The office Christmas Party season is here and may God protect us from ourselves. Lunchrooms are filled every afternoon with gift baskets and platters of wraps from vendors. We fill our pockets with boxed fudge and wonder who in their right mind is going to filch that sausage/salami thing which, apparently, needs no refrigeration. The staff has visions of bonuses dancing in their heads and everyone awaits the obligatory post-office hour bacchanal.
We wax nostalgic for the Christmas parties of our youth. As a young, single lawyer, these were frequently just the start of the evening, not the end, as they now are. Things were easier then and we would hob-nob with judges who had just spent the past 12 months making our lives a living hell.

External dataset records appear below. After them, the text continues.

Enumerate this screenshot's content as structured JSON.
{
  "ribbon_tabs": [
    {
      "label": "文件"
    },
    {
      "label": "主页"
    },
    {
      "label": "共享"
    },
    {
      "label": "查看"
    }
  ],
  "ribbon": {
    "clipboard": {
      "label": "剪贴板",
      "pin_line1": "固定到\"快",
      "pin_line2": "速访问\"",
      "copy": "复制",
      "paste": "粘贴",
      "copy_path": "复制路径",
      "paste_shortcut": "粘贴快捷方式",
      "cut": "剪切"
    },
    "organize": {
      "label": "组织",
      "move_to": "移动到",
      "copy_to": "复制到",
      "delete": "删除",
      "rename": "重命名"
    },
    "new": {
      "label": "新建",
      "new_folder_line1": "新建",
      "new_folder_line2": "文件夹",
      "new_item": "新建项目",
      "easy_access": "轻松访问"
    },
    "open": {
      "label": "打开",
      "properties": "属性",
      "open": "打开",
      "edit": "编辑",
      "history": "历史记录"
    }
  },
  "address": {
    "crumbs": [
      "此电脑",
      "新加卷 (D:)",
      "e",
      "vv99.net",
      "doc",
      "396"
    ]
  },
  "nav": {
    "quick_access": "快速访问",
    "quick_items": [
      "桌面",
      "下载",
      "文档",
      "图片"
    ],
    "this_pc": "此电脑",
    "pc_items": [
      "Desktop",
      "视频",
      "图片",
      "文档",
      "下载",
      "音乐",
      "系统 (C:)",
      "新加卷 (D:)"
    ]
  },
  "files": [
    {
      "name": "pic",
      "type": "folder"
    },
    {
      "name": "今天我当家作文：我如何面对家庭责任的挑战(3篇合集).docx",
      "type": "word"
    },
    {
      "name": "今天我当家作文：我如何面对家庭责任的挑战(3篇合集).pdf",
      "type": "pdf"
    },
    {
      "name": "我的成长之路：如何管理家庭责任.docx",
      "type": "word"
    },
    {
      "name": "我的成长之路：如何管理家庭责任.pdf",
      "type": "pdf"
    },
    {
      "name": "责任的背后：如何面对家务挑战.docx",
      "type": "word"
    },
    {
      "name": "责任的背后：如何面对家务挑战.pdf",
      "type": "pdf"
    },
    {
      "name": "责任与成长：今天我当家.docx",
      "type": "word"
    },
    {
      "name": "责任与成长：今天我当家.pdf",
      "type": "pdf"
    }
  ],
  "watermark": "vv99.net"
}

Now, however, rather than miseltoe, we marveled at the alchemy of champagne and shrimp, which would turn that curmudgeon of a jurist into a reasonable and friendly clone of Justice Cardozo.
In the old days, lawyers’ Christmas parties were everything the old movies promised they would be. Inebriated couplings, dancing on tabletops, the partner putting his arm on your shoulder and telling
you that you had a future in the firm. It was all good.
Now, we worry about DWIs, sexual harassment complaints ...
... and cell phone cameras which have an annoying habit of chronicling everything best left out of the archives of our lives. Happy holidays.
We almost always avoid lower court opinions in MondayMonday. There are far too many of them and their precedential, or even practical value, can be non-existent. But every so often, some reader finds a gem and sends it our way. This week, we thank a friend, reader and inveterate opinion junkie, Jeffrey Stillman, for last week’s Travis v. Murphy, 2013 NY Slip Op 23405 (Sup. Ct., N.Y. Co. 11/29/13).
How could we possibly avoid an opinion which begins: “People who love their dogs almost always love them forever. But with divorce rates at record highs, the same cannot always be said for those who marry.” Justice Matthew Cooper goes on to write the Rosetta Stone of dog possession opinions, all surrounding the “custody” battle over Joey, a 10-year old miniature Dachshund.! Justice Cooper traces popular journalism ...
... (New York magazine and The New York Times), and cases from varying jurisdictions as close as Queens and as exotic as Wisconsin and Texas. While New York may still view pets as chattel, governed by replevin theories, in forward-thinking Vermont, among Ethan Allen and his Green Mountain Boys, “Pets may be distinguished from other chattel by the mutual relationship; Pet owners love their pets and their pets love them back.”
Following the lead of Raymond v. Lachmann, 264 AD2d 340 (1st Dep’t 1999), which the court finds “poignant,” the factors determining “custody” of a pet “transcend” mere property determinants. Justice Cooper, while not going so far as adopting a “best interests” of the hound rubric, does find that a “nuanced position that considers at least some of the factors traditionally associated with child custody” is best. Of course, what happens is that even under this “nuanced” approach, the decision to be made is just as muddled, be it children or Shih Tzus. To be sure, in the latter instance, Rover may have a tad more difficulty in letting you know how he feels about the situation than Junior.
What’s a judge to do? Hold a hearing (one day only, please) in order to figure out “what is ‘best for all concerned’.” Sounds like a plan.